Le tournoi

The Peace Cup tournament

Le tournoi de la Coupe de la Paix a été organisé par le Programme transitionnel de démobilisation et réintégration (TDRP), au sein de l'Unité États fragiles, conflits et développement social dans la région Afrique de la Banque mondiale. Son but était de favoriser la réconciliation dans les communautés ayant énormément souffert de la violence, redonner un sentiment de fierté et d'appartenance aux participants à travers le pouvoir fédérateur du sport. Divisés par des années de guerre et de conflits, des jeunes hommes issus de quatre pays d'Afrique sont réunis par leur passion commune pour le football.

Au cours du printemps et de l'été 2012, 41 équipes de football à travers le Burundi, la République démocratique du Congo, le Rwanda et l'Ouganda se sont affrontées dans des championnats nationaux. (Du fait du conflit qui perdure dans ce pays, les joueurs de l'équipe de la RDC ne sont pas présents dans ce film.) Dans chaque équipe, la moitié des joueurs étaient des ex-combattants, l'autre moitié était constituée de membres de la communauté. Les ex-combattants étaient soit des soldats de l'armée, soit des rebelles issus de divers groupes armés.
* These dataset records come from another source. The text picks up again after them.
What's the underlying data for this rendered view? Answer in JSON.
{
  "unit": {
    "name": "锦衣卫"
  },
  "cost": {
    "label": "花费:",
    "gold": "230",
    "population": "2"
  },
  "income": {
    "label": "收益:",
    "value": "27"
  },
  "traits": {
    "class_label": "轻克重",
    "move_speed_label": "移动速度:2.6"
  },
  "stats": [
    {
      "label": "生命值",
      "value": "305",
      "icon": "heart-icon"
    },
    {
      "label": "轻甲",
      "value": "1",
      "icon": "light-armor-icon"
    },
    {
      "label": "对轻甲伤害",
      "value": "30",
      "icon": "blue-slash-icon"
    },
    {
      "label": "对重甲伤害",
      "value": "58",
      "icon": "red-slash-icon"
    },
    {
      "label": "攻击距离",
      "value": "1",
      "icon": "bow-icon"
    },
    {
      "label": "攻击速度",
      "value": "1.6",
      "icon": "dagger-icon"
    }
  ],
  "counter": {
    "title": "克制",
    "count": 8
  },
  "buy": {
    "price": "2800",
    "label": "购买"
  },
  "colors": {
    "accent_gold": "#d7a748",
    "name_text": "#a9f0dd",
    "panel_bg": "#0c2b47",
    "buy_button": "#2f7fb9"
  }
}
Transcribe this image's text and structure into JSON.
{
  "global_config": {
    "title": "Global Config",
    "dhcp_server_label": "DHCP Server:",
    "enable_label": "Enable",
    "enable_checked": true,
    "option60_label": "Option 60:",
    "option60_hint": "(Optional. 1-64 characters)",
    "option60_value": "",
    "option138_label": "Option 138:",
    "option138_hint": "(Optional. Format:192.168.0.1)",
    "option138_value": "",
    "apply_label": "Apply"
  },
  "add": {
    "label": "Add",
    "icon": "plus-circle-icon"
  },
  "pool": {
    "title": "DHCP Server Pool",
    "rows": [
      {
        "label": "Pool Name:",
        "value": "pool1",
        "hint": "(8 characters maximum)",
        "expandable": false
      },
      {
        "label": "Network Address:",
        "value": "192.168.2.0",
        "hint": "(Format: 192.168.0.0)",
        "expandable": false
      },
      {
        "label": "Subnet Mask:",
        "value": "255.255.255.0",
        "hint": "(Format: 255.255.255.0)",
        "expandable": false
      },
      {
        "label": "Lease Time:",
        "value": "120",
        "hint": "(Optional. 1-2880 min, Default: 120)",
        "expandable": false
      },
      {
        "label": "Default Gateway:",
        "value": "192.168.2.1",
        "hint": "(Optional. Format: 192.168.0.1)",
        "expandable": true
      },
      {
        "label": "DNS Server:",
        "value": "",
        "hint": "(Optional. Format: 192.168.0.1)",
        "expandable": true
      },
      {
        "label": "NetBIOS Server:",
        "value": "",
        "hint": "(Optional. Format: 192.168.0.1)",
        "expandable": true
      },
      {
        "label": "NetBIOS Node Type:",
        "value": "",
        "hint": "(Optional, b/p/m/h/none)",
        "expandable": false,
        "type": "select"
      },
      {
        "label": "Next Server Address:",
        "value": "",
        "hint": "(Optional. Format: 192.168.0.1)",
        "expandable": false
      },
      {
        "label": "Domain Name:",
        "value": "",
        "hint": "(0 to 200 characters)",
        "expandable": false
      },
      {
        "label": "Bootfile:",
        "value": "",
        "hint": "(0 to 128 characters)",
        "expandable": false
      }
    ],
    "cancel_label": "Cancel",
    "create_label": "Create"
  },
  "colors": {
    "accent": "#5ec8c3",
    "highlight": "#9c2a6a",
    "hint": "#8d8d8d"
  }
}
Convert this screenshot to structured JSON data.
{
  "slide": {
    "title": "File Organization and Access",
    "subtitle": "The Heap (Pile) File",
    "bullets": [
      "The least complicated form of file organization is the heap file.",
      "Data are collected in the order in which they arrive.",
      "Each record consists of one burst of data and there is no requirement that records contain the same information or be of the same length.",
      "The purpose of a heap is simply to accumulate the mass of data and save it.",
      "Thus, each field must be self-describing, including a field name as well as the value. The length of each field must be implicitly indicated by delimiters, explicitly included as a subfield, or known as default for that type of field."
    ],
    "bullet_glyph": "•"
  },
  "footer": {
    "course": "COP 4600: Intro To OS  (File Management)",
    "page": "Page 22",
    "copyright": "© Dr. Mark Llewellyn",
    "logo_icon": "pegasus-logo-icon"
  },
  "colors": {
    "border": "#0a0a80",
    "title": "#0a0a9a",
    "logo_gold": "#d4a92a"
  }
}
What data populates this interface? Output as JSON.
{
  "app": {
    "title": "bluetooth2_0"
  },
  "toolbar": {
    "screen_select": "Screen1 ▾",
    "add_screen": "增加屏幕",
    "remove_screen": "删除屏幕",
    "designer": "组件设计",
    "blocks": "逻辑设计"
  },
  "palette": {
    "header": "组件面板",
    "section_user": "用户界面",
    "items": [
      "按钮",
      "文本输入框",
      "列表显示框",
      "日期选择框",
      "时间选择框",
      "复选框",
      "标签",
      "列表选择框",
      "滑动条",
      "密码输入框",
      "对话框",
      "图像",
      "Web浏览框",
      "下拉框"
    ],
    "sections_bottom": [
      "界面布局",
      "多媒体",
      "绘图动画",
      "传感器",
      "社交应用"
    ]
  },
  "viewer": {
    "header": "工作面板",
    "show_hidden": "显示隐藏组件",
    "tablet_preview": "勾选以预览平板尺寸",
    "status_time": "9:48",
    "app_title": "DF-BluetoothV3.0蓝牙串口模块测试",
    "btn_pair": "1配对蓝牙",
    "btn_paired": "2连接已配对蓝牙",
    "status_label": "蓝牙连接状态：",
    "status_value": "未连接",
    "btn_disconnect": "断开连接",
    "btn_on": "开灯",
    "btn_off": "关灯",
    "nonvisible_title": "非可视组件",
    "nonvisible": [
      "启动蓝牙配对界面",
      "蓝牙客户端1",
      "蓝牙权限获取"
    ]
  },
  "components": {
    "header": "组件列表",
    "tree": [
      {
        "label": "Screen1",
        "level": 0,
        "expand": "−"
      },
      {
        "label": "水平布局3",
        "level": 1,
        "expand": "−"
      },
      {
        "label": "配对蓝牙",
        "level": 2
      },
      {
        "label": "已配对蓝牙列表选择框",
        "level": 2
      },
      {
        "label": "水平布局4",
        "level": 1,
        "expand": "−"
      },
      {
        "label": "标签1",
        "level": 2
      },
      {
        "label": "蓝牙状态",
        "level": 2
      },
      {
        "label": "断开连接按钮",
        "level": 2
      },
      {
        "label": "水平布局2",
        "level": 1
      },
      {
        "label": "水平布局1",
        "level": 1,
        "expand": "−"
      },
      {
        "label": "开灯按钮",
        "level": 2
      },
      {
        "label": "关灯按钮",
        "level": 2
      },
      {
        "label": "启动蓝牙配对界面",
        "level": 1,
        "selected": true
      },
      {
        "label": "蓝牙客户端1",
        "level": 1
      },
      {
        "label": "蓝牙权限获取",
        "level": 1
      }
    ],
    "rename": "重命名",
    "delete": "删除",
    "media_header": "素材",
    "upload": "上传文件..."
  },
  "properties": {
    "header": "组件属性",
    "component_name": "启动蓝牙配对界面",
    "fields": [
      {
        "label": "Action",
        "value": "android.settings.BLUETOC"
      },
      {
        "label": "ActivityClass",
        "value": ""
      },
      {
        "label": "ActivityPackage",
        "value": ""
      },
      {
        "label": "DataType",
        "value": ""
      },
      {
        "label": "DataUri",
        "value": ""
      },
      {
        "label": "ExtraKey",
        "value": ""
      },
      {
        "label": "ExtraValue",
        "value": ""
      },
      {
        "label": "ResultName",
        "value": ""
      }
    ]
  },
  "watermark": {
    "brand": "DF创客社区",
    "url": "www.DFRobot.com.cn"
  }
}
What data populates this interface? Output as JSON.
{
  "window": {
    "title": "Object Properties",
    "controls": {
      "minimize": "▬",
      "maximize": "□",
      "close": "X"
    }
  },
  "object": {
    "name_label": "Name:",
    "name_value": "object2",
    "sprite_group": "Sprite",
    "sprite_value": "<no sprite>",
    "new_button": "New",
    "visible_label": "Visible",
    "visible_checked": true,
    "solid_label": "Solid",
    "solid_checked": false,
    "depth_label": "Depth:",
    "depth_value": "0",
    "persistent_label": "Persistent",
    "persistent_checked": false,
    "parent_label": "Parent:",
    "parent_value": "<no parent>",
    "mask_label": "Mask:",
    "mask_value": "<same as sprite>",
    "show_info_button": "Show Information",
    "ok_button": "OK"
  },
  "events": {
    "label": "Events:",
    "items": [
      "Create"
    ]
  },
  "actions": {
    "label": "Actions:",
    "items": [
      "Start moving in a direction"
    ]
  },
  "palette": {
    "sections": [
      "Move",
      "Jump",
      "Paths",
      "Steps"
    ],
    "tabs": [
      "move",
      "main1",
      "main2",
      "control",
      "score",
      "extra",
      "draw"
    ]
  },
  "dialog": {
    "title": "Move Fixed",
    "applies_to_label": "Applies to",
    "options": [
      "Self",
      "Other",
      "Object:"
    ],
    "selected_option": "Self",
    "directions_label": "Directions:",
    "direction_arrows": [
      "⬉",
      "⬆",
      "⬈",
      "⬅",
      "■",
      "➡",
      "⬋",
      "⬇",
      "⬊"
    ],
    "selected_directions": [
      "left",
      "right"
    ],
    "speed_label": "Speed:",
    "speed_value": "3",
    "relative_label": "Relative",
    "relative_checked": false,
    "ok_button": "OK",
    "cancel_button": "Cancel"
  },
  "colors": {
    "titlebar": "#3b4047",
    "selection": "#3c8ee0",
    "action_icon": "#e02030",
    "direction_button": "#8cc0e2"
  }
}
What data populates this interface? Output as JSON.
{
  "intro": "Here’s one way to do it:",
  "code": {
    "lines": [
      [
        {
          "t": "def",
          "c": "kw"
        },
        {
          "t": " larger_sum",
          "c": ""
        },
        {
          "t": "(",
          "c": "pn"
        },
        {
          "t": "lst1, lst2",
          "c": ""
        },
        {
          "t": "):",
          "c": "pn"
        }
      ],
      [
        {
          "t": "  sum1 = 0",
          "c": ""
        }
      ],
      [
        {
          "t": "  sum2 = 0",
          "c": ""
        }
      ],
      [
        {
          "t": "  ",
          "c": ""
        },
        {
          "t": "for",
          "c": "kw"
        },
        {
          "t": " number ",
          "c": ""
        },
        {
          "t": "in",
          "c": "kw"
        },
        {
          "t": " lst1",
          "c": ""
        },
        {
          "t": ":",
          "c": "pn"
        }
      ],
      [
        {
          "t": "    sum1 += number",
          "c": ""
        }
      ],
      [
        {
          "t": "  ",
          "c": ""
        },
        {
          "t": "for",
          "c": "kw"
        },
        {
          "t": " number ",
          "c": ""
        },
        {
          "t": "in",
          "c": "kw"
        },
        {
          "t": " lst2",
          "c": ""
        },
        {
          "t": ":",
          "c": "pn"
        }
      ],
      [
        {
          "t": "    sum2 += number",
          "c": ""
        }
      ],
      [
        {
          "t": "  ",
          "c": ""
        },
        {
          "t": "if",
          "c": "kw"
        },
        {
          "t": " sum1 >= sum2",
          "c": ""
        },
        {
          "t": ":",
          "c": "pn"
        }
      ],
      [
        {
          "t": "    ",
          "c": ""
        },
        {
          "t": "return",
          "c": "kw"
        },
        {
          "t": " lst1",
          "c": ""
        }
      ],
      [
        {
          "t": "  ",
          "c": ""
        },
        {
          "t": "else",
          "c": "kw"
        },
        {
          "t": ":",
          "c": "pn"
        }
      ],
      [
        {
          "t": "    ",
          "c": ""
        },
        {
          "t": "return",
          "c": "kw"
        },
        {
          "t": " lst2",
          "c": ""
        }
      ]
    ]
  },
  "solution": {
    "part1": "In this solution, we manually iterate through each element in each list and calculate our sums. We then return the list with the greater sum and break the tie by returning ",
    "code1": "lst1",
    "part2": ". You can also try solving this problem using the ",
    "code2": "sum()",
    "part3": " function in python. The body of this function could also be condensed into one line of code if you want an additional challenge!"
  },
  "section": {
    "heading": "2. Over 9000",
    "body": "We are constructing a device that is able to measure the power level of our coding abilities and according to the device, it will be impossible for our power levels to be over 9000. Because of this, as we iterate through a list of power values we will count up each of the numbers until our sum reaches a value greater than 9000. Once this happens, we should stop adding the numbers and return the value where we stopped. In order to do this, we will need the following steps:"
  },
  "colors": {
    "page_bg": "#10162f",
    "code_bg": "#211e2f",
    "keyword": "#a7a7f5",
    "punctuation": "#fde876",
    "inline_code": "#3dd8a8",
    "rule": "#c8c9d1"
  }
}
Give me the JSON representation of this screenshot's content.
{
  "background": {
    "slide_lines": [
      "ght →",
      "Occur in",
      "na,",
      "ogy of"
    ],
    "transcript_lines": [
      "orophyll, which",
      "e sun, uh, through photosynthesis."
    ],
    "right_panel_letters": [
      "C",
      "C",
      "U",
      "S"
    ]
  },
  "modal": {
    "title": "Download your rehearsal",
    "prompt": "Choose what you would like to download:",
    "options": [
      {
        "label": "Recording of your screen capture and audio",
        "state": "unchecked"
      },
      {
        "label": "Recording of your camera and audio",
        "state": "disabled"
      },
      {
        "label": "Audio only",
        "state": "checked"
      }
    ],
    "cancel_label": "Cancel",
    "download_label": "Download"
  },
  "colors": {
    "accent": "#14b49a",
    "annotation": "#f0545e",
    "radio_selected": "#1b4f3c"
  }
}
Certains s'étaient engagés volontairement, d'autres avaient été kidnappés et enrôlés de force. Les commissions de démobilisation et de réintégration du Burundi et du Rwanda ont organisé les matches dans ces pays, tandis que des ONG se sont chargées de l'organisation du tournoi en RDC et en Ouganda.
Les équipes championnes des quatre pays se sont retrouvées les 21 et 22 septembre sur le terrain de sport de l'Université Markerere de Kampala, en Ouganda, pour se disputer la Coupe. Les équipes provenaient respectivement d'Uvira, en République démocratique du Congo, de Bubanza, au Burundi, de Kigali, au Rwanda et de Gulu, en Ouganda. Le Burundi l'a emporté par 2 buts à 1 contre l'Ouganda en dépit de l'avantage de ces derniers qui jouaient à domicile.

Il ne s'agissait pas simplement, dans ce tournoi, du droit d'être reconnus vainqueurs d'un match de foot. La Coupe de la Paix a démontré que la stigmatisation sociale de ceux qui avaient participé aux combats disparaissait grâce aux bienfaits d'une action sociale collective humanisante tant pour les ex-combattants que pour leur communauté d'accueil. C'est ce qui, à son tour, peut contribuer à la restauration d'un tissu social déchiré par des années de conflit violent.

La Coupe de la Paix a également prouvé que le football n'est pas qu'un sport, mais constituait également un outil aisément disponible pour lutter contre la discrimination et créer un environnement où tous se sentent égaux. Louis Emmanuel Oloyotoo Okello du Football club de Winterbury à Gulu, exprime simplement sa joie : « Je suis ravi de participer à la Coupe de la Paix. Mon coéquipier Zar, je lui passe le ballon, il me le passe. Je ne le considère pas comme un ancien soldat. »

Lorsque les joueurs du Burundi et de l'Ouganda se sont salués avant le match de la finale, le passé était bien loin. Seule comptait la devise de la Coupe de la Paix : « Jeunesse, Paix, Développement ».